A mural of The Catch was painted in the Athletic Center as a memorial to my memory. But I returned.
I had to spend a year in a hospital, recuperating, but I did, and I did that I also started taking correspondence courses to get my teaching degree from the best teaching college in the state, Northern Arizona University. It took me only three years to graduate; I returned to my alma mater, married, with a year old boy named Mickey Jr. I was introduced in the high school football stadium at a special Spirit Day-Pep Rally, the first day of school. The crowd roared its approval—The Mick! their Mick!!, was back, back to lead the high school to victory again. It had been a three year hiatus since there had been any success. One particularly pathetic game they had lost 100-6.
But now the crowd was cheering and stomping in a standing ovation for the new, but now Perennial, for many, many years—Coach. Just Coach would be enough. Coach Mick. Even better.
Minnie poked me in the side, hard. “Stand up, and stop bawling.”
Tears were running down my face, tears of rage and humiliation because what should have been my moment of glory was being bestowed upon Charles Anderson, a real returning hero.
I would never become a high school sports hero.
Minnie, pretty Minnie, lived down the street from me.
.
Mickey had just learned to drive; he drove a Willy’s surplus Army military jeep. Even though he was nothing more than a fantastic yarn spinning day-dreamer at heart—at least he had one—a heart I mean. He was deathly shy and afraid of girls; they were foreign and terribly exciting to him, especially if they were pretty. So how did we become friends then? I was brusque and pushy. He would OK for a pal, and he had a jeep. He was sort of cute in a boring sort of way, with a face and personality like Scotch oatmeal. Maybe bland but hearty, with still waters that ran deep? Or deep neurosis and possibly even psychosis? I was really into psychology then, it seemed so much more exciting than my life. I loved Jung and the way he swam down deep into his psyche. Well, if Mickey did have a hidden psychosis I would try to avoid it, do no poking or prying in sensitive places.
Minnie just came over one early spring morning when I was shooting baskets in my driveway.
“Mind if I shoot with you?” I turned around and looked at her: she was swarthy and stocky and short with semi-sweet chocolate eyes, long black hair with absurd bangs. It was the fashion. But she was what I can only think of as cute in a pugnacious but openly friendly sort of way. I really think that cute just means that you love somebody as a fellow creature even if that someone might just a squat red-faced little pooping baby or a wrinkled, withered old hobbling Sunday school teacher or a harridan of a junior school Civics teacher who nevertheless taught us about becamerals and smiled at me twice.
I remembered several years earlier, in the sixth grade, when a girl had asked me if I would play catch with her and teach her some baseball. I had stupidly said “no, I’m busy” when that hadn’t been the case. I had also at that time not yet developed my morbid fear, a shyness if you will, just short of terror, of attractive females.

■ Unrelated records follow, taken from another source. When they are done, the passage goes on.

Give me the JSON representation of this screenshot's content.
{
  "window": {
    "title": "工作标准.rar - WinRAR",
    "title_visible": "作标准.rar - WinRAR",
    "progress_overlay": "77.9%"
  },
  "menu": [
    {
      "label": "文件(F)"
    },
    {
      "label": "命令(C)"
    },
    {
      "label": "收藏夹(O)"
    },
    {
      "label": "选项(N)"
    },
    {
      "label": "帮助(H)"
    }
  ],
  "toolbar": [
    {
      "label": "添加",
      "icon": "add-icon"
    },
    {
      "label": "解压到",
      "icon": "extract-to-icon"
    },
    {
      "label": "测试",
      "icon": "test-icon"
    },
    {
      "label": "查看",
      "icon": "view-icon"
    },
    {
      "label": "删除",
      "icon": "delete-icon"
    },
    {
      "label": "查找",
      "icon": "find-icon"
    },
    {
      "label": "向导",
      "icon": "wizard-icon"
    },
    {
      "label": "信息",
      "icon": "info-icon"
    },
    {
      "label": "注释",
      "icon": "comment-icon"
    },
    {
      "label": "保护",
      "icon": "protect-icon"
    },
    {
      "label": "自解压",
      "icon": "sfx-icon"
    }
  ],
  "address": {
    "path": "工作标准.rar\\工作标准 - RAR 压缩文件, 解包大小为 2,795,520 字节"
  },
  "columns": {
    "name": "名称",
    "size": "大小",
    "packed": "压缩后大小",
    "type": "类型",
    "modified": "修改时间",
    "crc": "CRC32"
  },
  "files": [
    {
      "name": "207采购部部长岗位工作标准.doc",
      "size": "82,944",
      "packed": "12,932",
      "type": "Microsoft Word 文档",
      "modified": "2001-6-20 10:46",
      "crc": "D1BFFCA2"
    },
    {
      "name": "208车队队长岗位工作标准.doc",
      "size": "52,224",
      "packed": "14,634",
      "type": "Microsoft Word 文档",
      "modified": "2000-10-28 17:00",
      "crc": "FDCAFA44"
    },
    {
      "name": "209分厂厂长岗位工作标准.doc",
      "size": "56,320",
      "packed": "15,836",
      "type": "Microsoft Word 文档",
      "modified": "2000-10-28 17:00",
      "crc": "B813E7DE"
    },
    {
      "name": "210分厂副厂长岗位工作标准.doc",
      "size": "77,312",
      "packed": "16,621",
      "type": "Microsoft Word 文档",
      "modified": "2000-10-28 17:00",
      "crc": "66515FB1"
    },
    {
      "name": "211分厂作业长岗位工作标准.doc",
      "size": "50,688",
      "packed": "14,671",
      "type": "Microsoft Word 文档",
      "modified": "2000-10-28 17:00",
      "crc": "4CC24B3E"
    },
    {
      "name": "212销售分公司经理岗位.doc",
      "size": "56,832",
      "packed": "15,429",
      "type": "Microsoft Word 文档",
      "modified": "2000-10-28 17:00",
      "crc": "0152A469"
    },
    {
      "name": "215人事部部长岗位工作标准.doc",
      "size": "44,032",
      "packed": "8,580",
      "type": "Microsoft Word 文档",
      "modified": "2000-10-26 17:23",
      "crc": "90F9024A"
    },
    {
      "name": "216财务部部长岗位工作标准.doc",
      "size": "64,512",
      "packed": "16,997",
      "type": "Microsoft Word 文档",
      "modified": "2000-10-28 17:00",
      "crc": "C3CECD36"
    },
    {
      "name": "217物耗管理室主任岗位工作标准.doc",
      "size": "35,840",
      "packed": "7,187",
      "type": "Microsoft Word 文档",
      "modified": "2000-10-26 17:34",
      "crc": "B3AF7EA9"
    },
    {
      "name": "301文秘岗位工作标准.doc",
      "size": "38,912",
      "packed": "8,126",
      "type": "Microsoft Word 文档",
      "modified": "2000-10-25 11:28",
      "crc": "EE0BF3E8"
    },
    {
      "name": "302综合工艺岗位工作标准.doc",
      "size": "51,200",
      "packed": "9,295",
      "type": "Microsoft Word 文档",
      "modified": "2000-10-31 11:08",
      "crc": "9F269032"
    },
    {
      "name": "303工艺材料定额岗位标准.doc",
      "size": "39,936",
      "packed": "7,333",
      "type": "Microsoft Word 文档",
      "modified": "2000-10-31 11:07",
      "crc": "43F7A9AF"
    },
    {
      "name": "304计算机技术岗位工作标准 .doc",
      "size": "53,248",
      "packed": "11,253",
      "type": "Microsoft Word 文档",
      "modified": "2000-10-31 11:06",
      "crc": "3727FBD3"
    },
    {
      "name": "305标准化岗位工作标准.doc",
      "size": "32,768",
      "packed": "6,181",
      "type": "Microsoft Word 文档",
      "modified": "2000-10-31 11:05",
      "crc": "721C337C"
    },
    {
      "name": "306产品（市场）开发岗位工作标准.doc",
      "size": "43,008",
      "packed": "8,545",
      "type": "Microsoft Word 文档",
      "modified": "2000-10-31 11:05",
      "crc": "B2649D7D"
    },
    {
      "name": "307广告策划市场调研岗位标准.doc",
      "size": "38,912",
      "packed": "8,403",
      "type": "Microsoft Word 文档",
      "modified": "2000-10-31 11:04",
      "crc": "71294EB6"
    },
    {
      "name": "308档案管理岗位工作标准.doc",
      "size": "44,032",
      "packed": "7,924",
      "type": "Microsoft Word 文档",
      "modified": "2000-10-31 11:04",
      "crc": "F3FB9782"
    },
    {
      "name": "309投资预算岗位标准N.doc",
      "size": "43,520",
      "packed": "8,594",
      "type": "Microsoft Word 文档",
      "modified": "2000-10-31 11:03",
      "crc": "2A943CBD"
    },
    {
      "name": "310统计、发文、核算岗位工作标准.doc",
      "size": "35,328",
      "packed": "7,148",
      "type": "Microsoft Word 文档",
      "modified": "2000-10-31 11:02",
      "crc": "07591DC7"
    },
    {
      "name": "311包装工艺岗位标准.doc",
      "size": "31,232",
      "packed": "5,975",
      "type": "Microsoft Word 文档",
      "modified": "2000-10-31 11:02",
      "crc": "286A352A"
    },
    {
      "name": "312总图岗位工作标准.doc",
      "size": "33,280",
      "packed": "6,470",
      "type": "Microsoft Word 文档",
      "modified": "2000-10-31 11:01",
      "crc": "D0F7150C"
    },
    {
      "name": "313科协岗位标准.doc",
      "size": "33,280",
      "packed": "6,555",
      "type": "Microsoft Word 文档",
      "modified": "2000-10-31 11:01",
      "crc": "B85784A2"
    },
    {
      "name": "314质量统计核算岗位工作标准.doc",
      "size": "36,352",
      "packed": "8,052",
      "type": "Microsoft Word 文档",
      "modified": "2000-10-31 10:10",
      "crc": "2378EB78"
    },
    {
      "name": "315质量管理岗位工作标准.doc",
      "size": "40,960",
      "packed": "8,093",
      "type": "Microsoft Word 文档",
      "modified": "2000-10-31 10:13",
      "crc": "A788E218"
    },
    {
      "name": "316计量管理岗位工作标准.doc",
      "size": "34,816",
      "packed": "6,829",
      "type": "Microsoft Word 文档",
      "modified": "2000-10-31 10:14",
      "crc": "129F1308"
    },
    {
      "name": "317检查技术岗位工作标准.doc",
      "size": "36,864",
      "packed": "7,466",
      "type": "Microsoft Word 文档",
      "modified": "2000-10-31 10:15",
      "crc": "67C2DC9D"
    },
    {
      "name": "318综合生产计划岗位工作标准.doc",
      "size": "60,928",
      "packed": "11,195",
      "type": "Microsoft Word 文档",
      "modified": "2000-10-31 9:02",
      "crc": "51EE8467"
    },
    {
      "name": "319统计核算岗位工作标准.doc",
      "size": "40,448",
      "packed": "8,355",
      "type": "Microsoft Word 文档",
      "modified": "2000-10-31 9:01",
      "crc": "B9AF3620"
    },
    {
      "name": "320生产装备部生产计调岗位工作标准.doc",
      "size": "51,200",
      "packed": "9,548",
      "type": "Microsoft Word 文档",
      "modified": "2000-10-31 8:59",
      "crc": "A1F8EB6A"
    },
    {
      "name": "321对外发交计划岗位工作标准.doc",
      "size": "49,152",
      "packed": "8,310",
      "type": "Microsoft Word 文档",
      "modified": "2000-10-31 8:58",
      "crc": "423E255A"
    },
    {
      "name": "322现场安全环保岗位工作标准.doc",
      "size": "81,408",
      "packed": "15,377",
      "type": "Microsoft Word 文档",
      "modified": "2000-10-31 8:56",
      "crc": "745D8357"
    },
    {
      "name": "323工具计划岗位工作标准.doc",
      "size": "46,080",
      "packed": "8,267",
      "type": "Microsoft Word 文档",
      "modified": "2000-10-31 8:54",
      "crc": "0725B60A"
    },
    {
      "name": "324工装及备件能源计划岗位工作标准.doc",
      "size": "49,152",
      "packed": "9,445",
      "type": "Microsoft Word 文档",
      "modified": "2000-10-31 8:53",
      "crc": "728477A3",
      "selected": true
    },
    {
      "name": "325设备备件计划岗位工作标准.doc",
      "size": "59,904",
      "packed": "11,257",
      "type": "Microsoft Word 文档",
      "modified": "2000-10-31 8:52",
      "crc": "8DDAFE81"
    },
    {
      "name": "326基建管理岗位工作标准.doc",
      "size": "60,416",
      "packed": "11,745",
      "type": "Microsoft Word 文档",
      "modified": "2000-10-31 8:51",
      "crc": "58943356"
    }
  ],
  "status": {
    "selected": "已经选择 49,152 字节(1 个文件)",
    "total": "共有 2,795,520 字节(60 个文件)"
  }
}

“Hello, my name is Mickey, what’s yours?” I put out my hand to shake her, an exquisitely formed but tiny hand. She wasn’t pretty, just normal—she had a big zit on her chin and a small thin scar above her right eyebrow-and she wasn’t a female, just a girl.
Minnie: So we played basketball: first HORSE, and then because we were fairly equal in shooting, one-on-one. I was short but dribbled better than he did, and shot way better, which probably surprised—but it was just a fact, nothing to think about once it was established. The problem for him was: how to beat a shorter but superior player. His attempted answer was to back me up and far as he could and shoot fade-away jumpers or hook shots. We played some close games. The results didn’t matter as soon as the games were over.
We became friendly through doing this and that together: watching TV, getting ice cream at Baskin Robbins, talking about school, especially all the teachers and students we disliked. He had liked my brusqueness. I had liked his attentiveness; he listened to me.
This story isn’t about us though: it is about an absurd beagle named BB, short for Booker Bacchus Beagle Boy. That was his official name, he being a pure-bred AKC.
Yuma has a reputation for a being an ugly brown hell hole. That was how I thought of it at first, my father having pakced up the family and moved us from Tacoma. He had chronic bronchitis, an ailment of the trachea which is exacerbated by moist air.
It was 107 degrees on May 5, 1971, the day the ancient brown 57 Chevy Station Wagon rolled into Yuma at the old 5-Corner Marketplace. It was dry. I just watched television shows and read omnivorously the first two years we lived there. I hated it.